Le suspense perdure. Moins de 30 heures avant que les États-Unis ne se trouvent en cessation de paiement, la Chambre des représentants a reporté sine die, mardi soir, son vote sur un projet de loi autorisant un relèvement temporaire du plafond de la dette ainsi que le financement jusqu’à la mi-décembre des opérations de l’État fédéral, qui est paralysé depuis deux semaines.
Le projet, auquel le Sénat à majorité démocrate aurait peut-être opposé une fin de non-recevoir de toute façon, n’a pas bénéficié d’un soutien suffisant du côté de la frange ultraconservatrice du Parti républicain, maître de la Chambre basse, pour y être mis aux voix.

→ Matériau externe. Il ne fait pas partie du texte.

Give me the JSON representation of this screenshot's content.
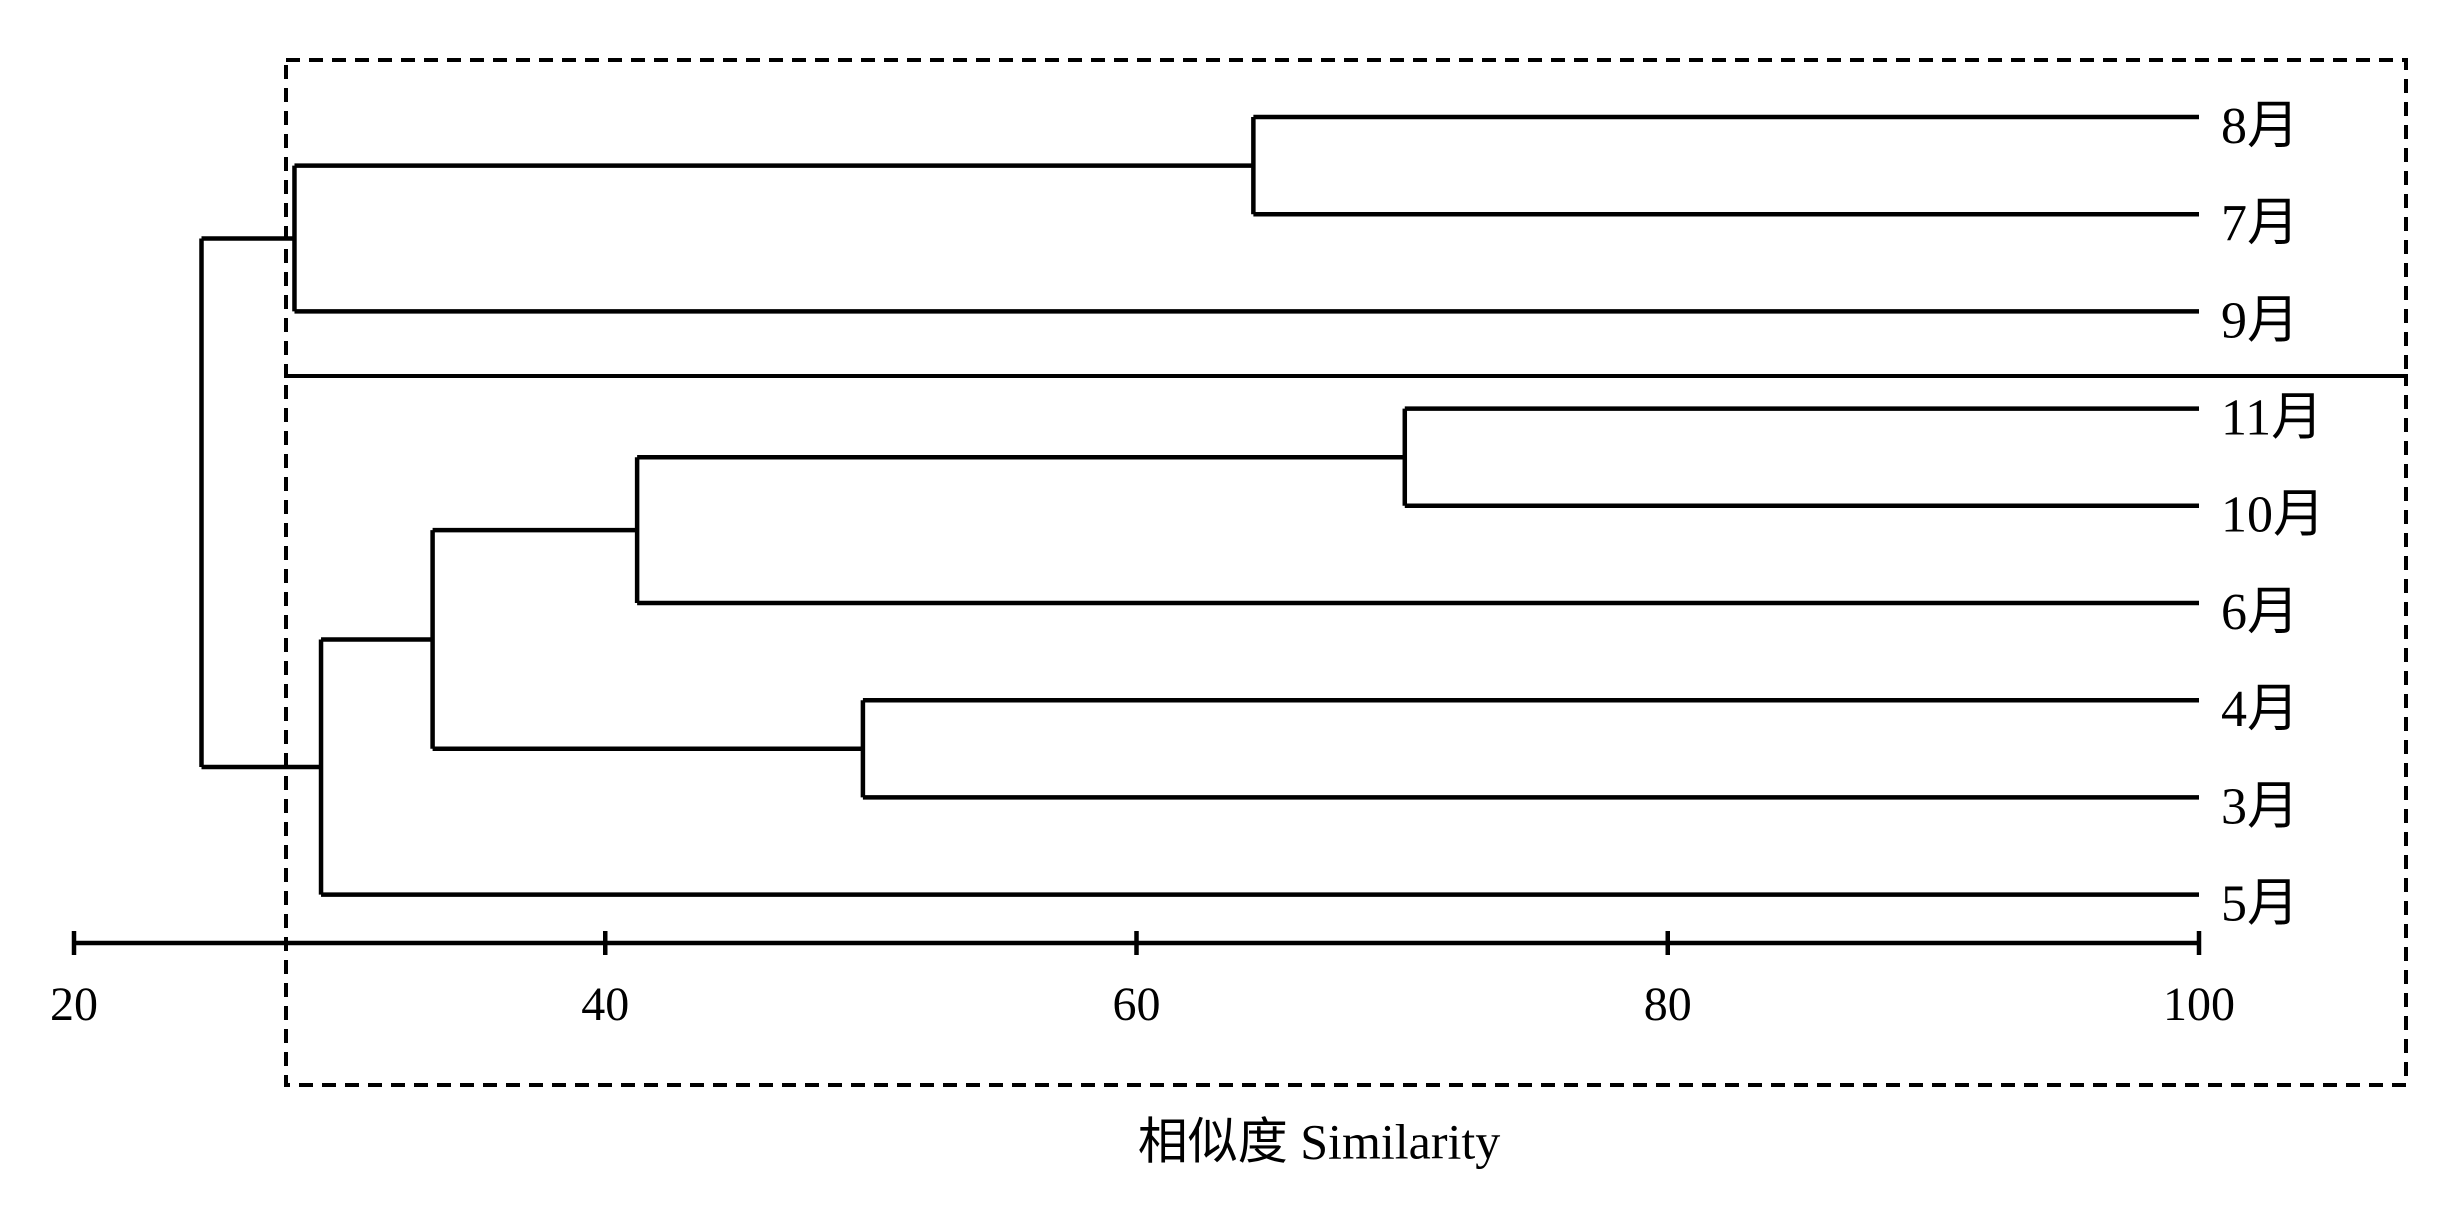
{
  "chart_data": {
    "type": "dendrogram",
    "x_label": "相似度 Similarity",
    "xlim": [
      20,
      100
    ],
    "xticks": [
      20,
      40,
      60,
      80,
      100
    ],
    "color": "#000000",
    "tree": {
      "value": 24.8,
      "children": [
        {
          "value": 28.3,
          "children": [
            {
              "value": 64.4,
              "children": [
                {
                  "label": "8月"
                },
                {
                  "label": "7月"
                }
              ]
            },
            {
              "label": "9月"
            }
          ]
        },
        {
          "value": 29.3,
          "children": [
            {
              "value": 33.5,
              "children": [
                {
                  "value": 41.2,
                  "children": [
                    {
                      "value": 70.1,
                      "children": [
                        {
                          "label": "11月"
                        },
                        {
                          "label": "10月"
                        }
                      ]
                    },
                    {
                      "label": "6月"
                    }
                  ]
                },
                {
                  "value": 49.7,
                  "children": [
                    {
                      "label": "4月"
                    },
                    {
                      "label": "3月"
                    }
                  ]
                }
              ]
            },
            {
              "label": "5月"
            }
          ]
        }
      ]
    }
  }
}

Cette aile droite du Grand Old Party (GOP), identifiée au Tea Party, a ainsi douché une fois de plus l’espoir qu’une entente au Congrès puisse remettre les fonctionnaires au travail tout en évitant une cessation de paiement dont les conséquences pour l’économie et les marchés financiers pourraient être funestes au dire de plusieurs spécialistes. Une agence de notation a même menacé mardi d’abaisser la note de la dette américaine.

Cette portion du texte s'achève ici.